No, thought Rob, no I can’t. I definitely, absolutely can’t cope with this shit.

 

Rob had never known either way if he had been spiked with bucketloads of LSD that night with Trips or not. Now, years later, he knew that it hadn’t really mattered in the bigger scheme of things because he had been pouring so many chemicals into himself regularly that no one night could be blamed for his long, spooky downfall. Whatever, it had certainly been a major episode and he’d relived it enough times. He had spent the whole week after locked in his room, watching the light fitting, hoping for a sign. If it hadn’t been everything, it had certainly been the beginning of the end of the middle. That was for sure.

 

Dave looked at Rob’s glazed eyes and got sick of waiting for an answer. He stuck his piece of trance-tastic white labelness onto the waiting deck and fumbled with his brand new headphones. Phil’s last record was nearly finished and was well past the best bit - an outro of some boring drums and flutes was all that was keeping the crowd going. Not that experienced with decks and mixers and hundreds of stomping people, Dave found everything slow and hard to find. Where was the bloody headphone volume? Where was the first bloody beat of this track?

 

Rob’s heart gave him a moment’s respite. He had not passed out. He was not dead. He was however still in the hot hellhole nightmare of contemporary clubland. Did people still spike drinks with horrible hallucinogens like the good old days, he asked himself? Was that why he felt so weird now?
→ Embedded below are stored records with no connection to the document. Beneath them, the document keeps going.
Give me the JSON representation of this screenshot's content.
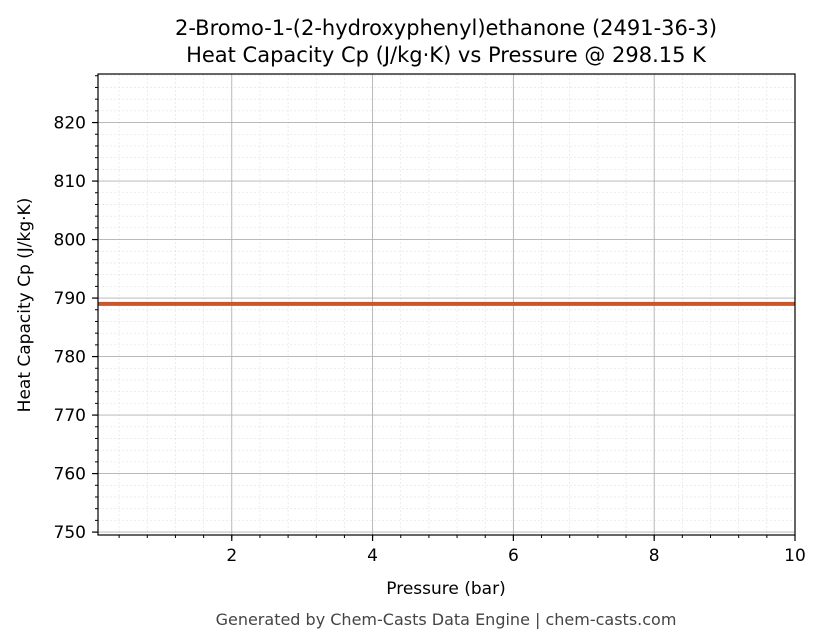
{
  "chart_data": {
    "type": "line",
    "title": "2-Bromo-1-(2-hydroxyphenyl)ethanone (2491-36-3)",
    "subtitle": "Heat Capacity Cp (J/kg·K) vs Pressure @ 298.15 K",
    "xlabel": "Pressure (bar)",
    "ylabel": "Heat Capacity Cp (J/kg·K)",
    "xlim": [
      0.1,
      10
    ],
    "ylim": [
      749.5,
      828.3
    ],
    "x_ticks": [
      2,
      4,
      6,
      8,
      10
    ],
    "y_ticks": [
      750,
      760,
      770,
      780,
      790,
      800,
      810,
      820
    ],
    "x_minor_step": 0.4,
    "y_minor_step": 2,
    "grid": true,
    "series": [
      {
        "x": [
          0.1,
          10
        ],
        "y": [
          789.0,
          789.0
        ],
        "color": "#c8552b"
      }
    ],
    "footer": "Generated by Chem-Casts Data Engine | chem-casts.com"
  },
  "colors": {
    "line": "#c8552b",
    "major_grid": "#b0b0b0",
    "minor_grid": "#e0e0e0",
    "footer_text": "#444444"
  }
}
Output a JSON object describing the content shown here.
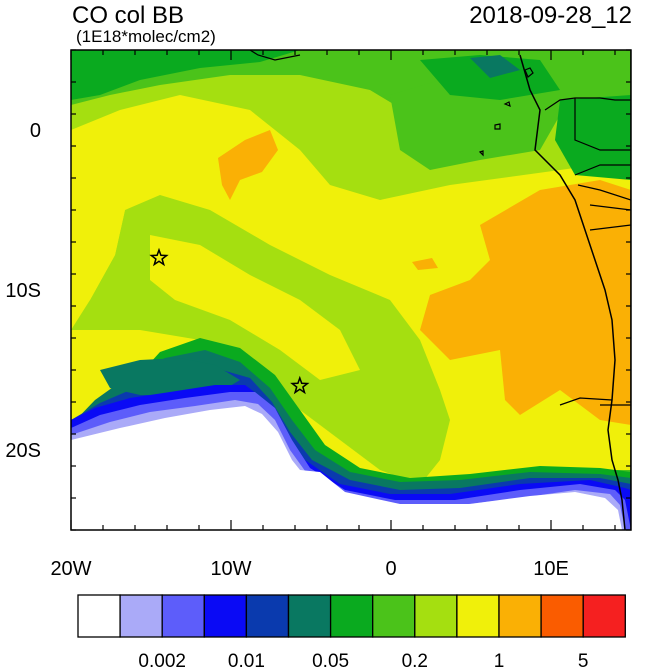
{
  "header": {
    "title": "CO col BB",
    "units": "(1E18*molec/cm2)",
    "datetime": "2018-09-28_12"
  },
  "axes": {
    "x_ticks": [
      {
        "value": -20,
        "label": "20W"
      },
      {
        "value": -10,
        "label": "10W"
      },
      {
        "value": 0,
        "label": "0"
      },
      {
        "value": 10,
        "label": "10E"
      }
    ],
    "y_ticks": [
      {
        "value": 0,
        "label": "0"
      },
      {
        "value": -10,
        "label": "10S"
      },
      {
        "value": -20,
        "label": "20S"
      }
    ],
    "lon_range": [
      -20,
      15
    ],
    "lat_range": [
      -25,
      5
    ]
  },
  "colorbar": {
    "colors": [
      "#ffffff",
      "#aaaaf8",
      "#5d5dfa",
      "#0a0af5",
      "#0a3aae",
      "#097861",
      "#0aaa1f",
      "#4bc31a",
      "#a5df10",
      "#f0f00a",
      "#fab005",
      "#fa5c00",
      "#f52020"
    ],
    "labels": [
      {
        "after_box": 2,
        "text": "0.002"
      },
      {
        "after_box": 4,
        "text": "0.01"
      },
      {
        "after_box": 6,
        "text": "0.05"
      },
      {
        "after_box": 8,
        "text": "0.2"
      },
      {
        "after_box": 10,
        "text": "1"
      },
      {
        "after_box": 12,
        "text": "5"
      }
    ]
  },
  "markers": [
    {
      "name": "star-marker-1",
      "lon": -14.5,
      "lat": -8.0
    },
    {
      "name": "star-marker-2",
      "lon": -5.7,
      "lat": -16.0
    }
  ]
}
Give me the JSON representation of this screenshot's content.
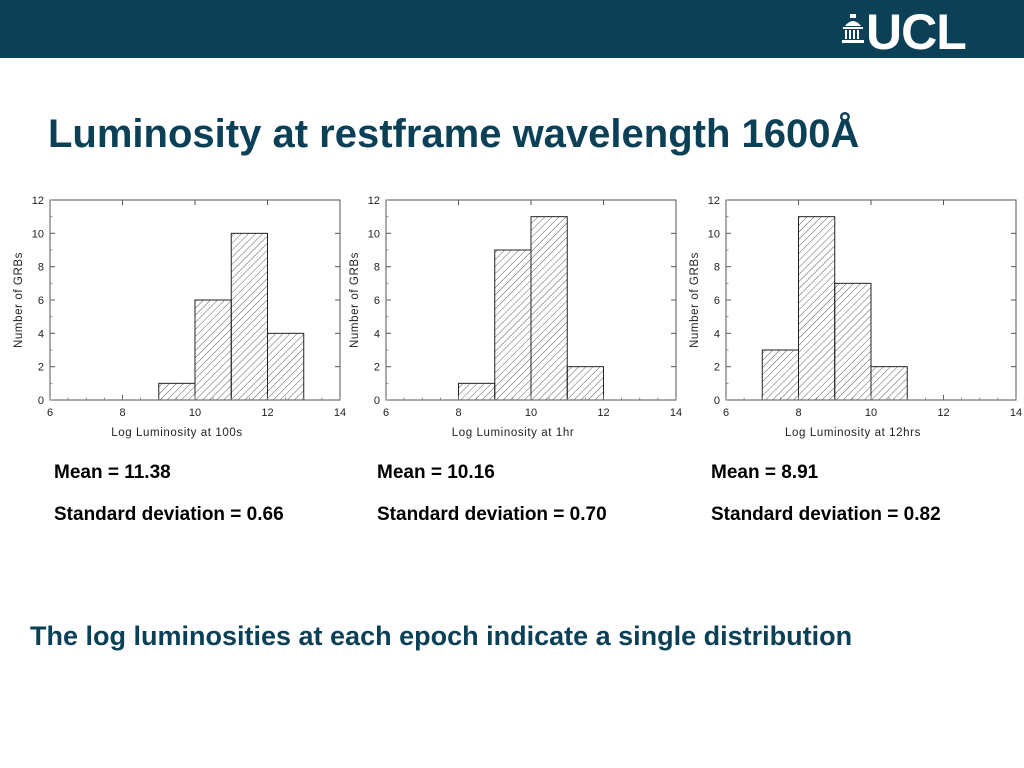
{
  "header": {
    "logo_text": "UCL",
    "bar_color": "#0b4056",
    "logo_icon": "ucl-portico-icon"
  },
  "slide": {
    "title": "Luminosity at restframe wavelength 1600Å",
    "conclusion": "The log luminosities at each epoch indicate a single distribution"
  },
  "stats": [
    {
      "mean": "Mean = 11.38",
      "sd": "Standard deviation = 0.66"
    },
    {
      "mean": "Mean = 10.16",
      "sd": "Standard deviation = 0.70"
    },
    {
      "mean": "Mean = 8.91",
      "sd": "Standard deviation = 0.82"
    }
  ],
  "chart_data": [
    {
      "type": "bar",
      "subtype": "histogram",
      "title": "",
      "xlabel": "Log Luminosity at 100s",
      "ylabel": "Number of GRBs",
      "xlim": [
        6,
        14
      ],
      "ylim": [
        0,
        12
      ],
      "xticks": [
        6,
        8,
        10,
        12,
        14
      ],
      "yticks": [
        0,
        2,
        4,
        6,
        8,
        10,
        12
      ],
      "grid": false,
      "fill": "hatched",
      "bins": [
        {
          "x0": 9,
          "x1": 10,
          "count": 1
        },
        {
          "x0": 10,
          "x1": 11,
          "count": 6
        },
        {
          "x0": 11,
          "x1": 12,
          "count": 10
        },
        {
          "x0": 12,
          "x1": 13,
          "count": 4
        }
      ]
    },
    {
      "type": "bar",
      "subtype": "histogram",
      "title": "",
      "xlabel": "Log Luminosity at 1hr",
      "ylabel": "Number of GRBs",
      "xlim": [
        6,
        14
      ],
      "ylim": [
        0,
        12
      ],
      "xticks": [
        6,
        8,
        10,
        12,
        14
      ],
      "yticks": [
        0,
        2,
        4,
        6,
        8,
        10,
        12
      ],
      "grid": false,
      "fill": "hatched",
      "bins": [
        {
          "x0": 8,
          "x1": 9,
          "count": 1
        },
        {
          "x0": 9,
          "x1": 10,
          "count": 9
        },
        {
          "x0": 10,
          "x1": 11,
          "count": 11
        },
        {
          "x0": 11,
          "x1": 12,
          "count": 2
        }
      ]
    },
    {
      "type": "bar",
      "subtype": "histogram",
      "title": "",
      "xlabel": "Log Luminosity at 12hrs",
      "ylabel": "Number of GRBs",
      "xlim": [
        6,
        14
      ],
      "ylim": [
        0,
        12
      ],
      "xticks": [
        6,
        8,
        10,
        12,
        14
      ],
      "yticks": [
        0,
        2,
        4,
        6,
        8,
        10,
        12
      ],
      "grid": false,
      "fill": "hatched",
      "bins": [
        {
          "x0": 7,
          "x1": 8,
          "count": 3
        },
        {
          "x0": 8,
          "x1": 9,
          "count": 11
        },
        {
          "x0": 9,
          "x1": 10,
          "count": 7
        },
        {
          "x0": 10,
          "x1": 11,
          "count": 2
        }
      ]
    }
  ]
}
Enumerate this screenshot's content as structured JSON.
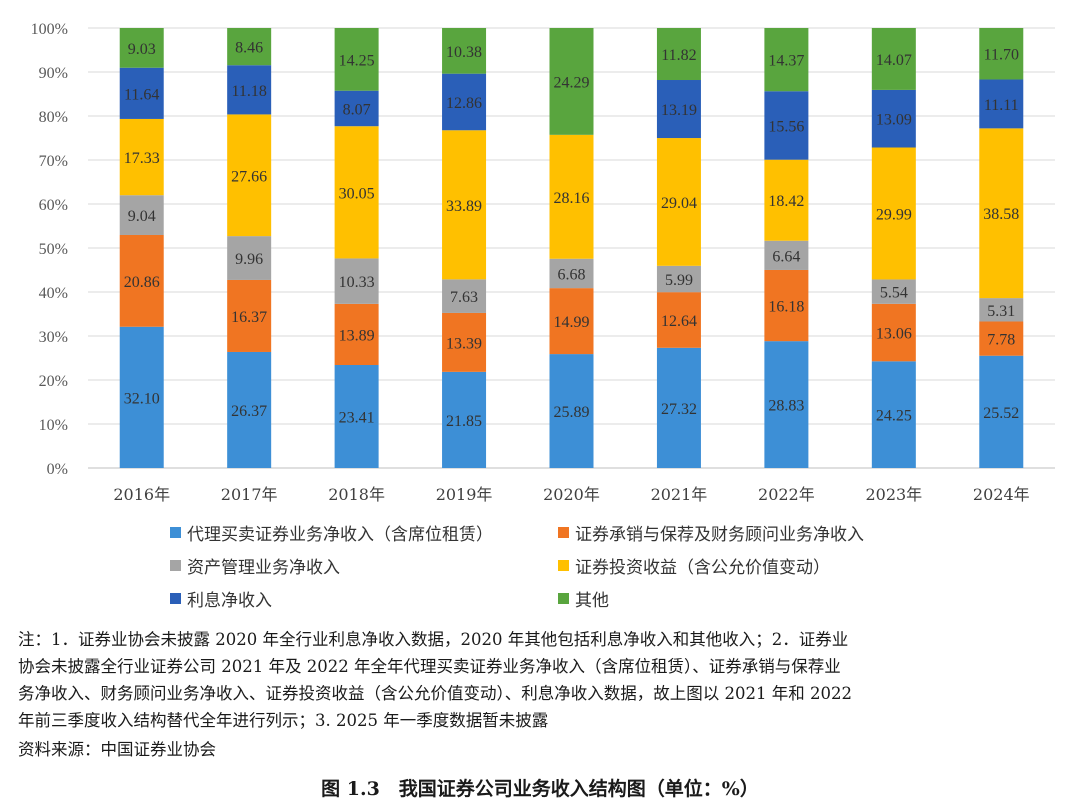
{
  "chart_data": {
    "type": "bar",
    "stacked": true,
    "categories": [
      "2016年",
      "2017年",
      "2018年",
      "2019年",
      "2020年",
      "2021年",
      "2022年",
      "2023年",
      "2024年"
    ],
    "series": [
      {
        "name": "代理买卖证券业务净收入（含席位租赁）",
        "color": "#3d8fd6",
        "values": [
          32.1,
          26.37,
          23.41,
          21.85,
          25.89,
          27.32,
          28.83,
          24.25,
          25.52
        ]
      },
      {
        "name": "证券承销与保荐及财务顾问业务净收入",
        "color": "#f07522",
        "values": [
          20.86,
          16.37,
          13.89,
          13.39,
          14.99,
          12.64,
          16.18,
          13.06,
          7.78
        ]
      },
      {
        "name": "资产管理业务净收入",
        "color": "#a5a5a5",
        "values": [
          9.04,
          9.96,
          10.33,
          7.63,
          6.68,
          5.99,
          6.64,
          5.54,
          5.31
        ]
      },
      {
        "name": "证券投资收益（含公允价值变动）",
        "color": "#ffc000",
        "values": [
          17.33,
          27.66,
          30.05,
          33.89,
          28.16,
          29.04,
          18.42,
          29.99,
          38.58
        ]
      },
      {
        "name": "利息净收入",
        "color": "#2a5fb8",
        "values": [
          11.64,
          11.18,
          8.07,
          12.86,
          null,
          13.19,
          15.56,
          13.09,
          11.11
        ]
      },
      {
        "name": "其他",
        "color": "#59a53e",
        "values": [
          9.03,
          8.46,
          14.25,
          10.38,
          24.29,
          11.82,
          14.37,
          14.07,
          11.7
        ]
      }
    ],
    "ylim": [
      0,
      100
    ],
    "yticks": [
      "0%",
      "10%",
      "20%",
      "30%",
      "40%",
      "50%",
      "60%",
      "70%",
      "80%",
      "90%",
      "100%"
    ],
    "legend_position": "bottom"
  },
  "note": {
    "lines": [
      "注：1．证券业协会未披露 2020 年全行业利息净收入数据，2020 年其他包括利息净收入和其他收入；2．证券业",
      "协会未披露全行业证券公司 2021 年及 2022 年全年代理买卖证券业务净收入（含席位租赁）、证券承销与保荐业",
      "务净收入、财务顾问业务净收入、证券投资收益（含公允价值变动）、利息净收入数据，故上图以 2021 年和 2022",
      "年前三季度收入结构替代全年进行列示；3. 2025 年一季度数据暂未披露"
    ]
  },
  "source": "资料来源：中国证券业协会",
  "caption": "图 1.3　我国证券公司业务收入结构图（单位：%）"
}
Can’t be, he reminded himself, you didn’t touch the beer and the water was still sealed when you got it. He looked at the bottle of Volvic to his left – could someone have injected substances through its lid. Don’t be crazy, he told his paranoid mind. Stop thinking so bloody much.

 

Rob looked back to his record box. Talking to Mark he had lost his place and now he couldn’t see the Nightwriters cover anymore. His eyes struggled to read the sleeve that had fallen face up in front of him. A homeboy and a hippie and a funky dread, he read. Why had he brought that anyway? No one ever danced to it much once its moment had passed and that had been years upon years ago. It was too much for ordinary happy clubbers. It would be like playing the Sex Pistols least harmonious moments at a party for retired primary school teachers.

 

Total Confusion.

 

It put Rob in the back of an overloaded Ford Fiesta in the midst of rave madness, long before rave was a dirty word. It pounded out of the straining car stereo that was never loud enough for the crowd of amiable mates on their early morning trips to find milk and beer and rizla papers.

 

Total Confusion.

 

Rob felt exhausted and elderly but much less ill. He looked down at the people on the dance floor and saw hardly a cultural melting pot but a gang of like-minded loonies never the less. They were waiting for something to happen, waiting for someone to take the pace back up where it belonged because it was Saturday night and this was not the chill-out room.

 

Total Confusion.

 

Rob turned away from his worn old box and watched Dave just about manage to get his record cued up and brought in in time. It wasn’t a classic track or a mix to be remembered but this was probably not going to be the best night of anyone’s life anyway. Rob knew he would get through it alive and then go home and forget it all - as much as he could. The pop trance was meaningless crap and not music as he remembered it. But it would have to do, you know. It would have to do for now.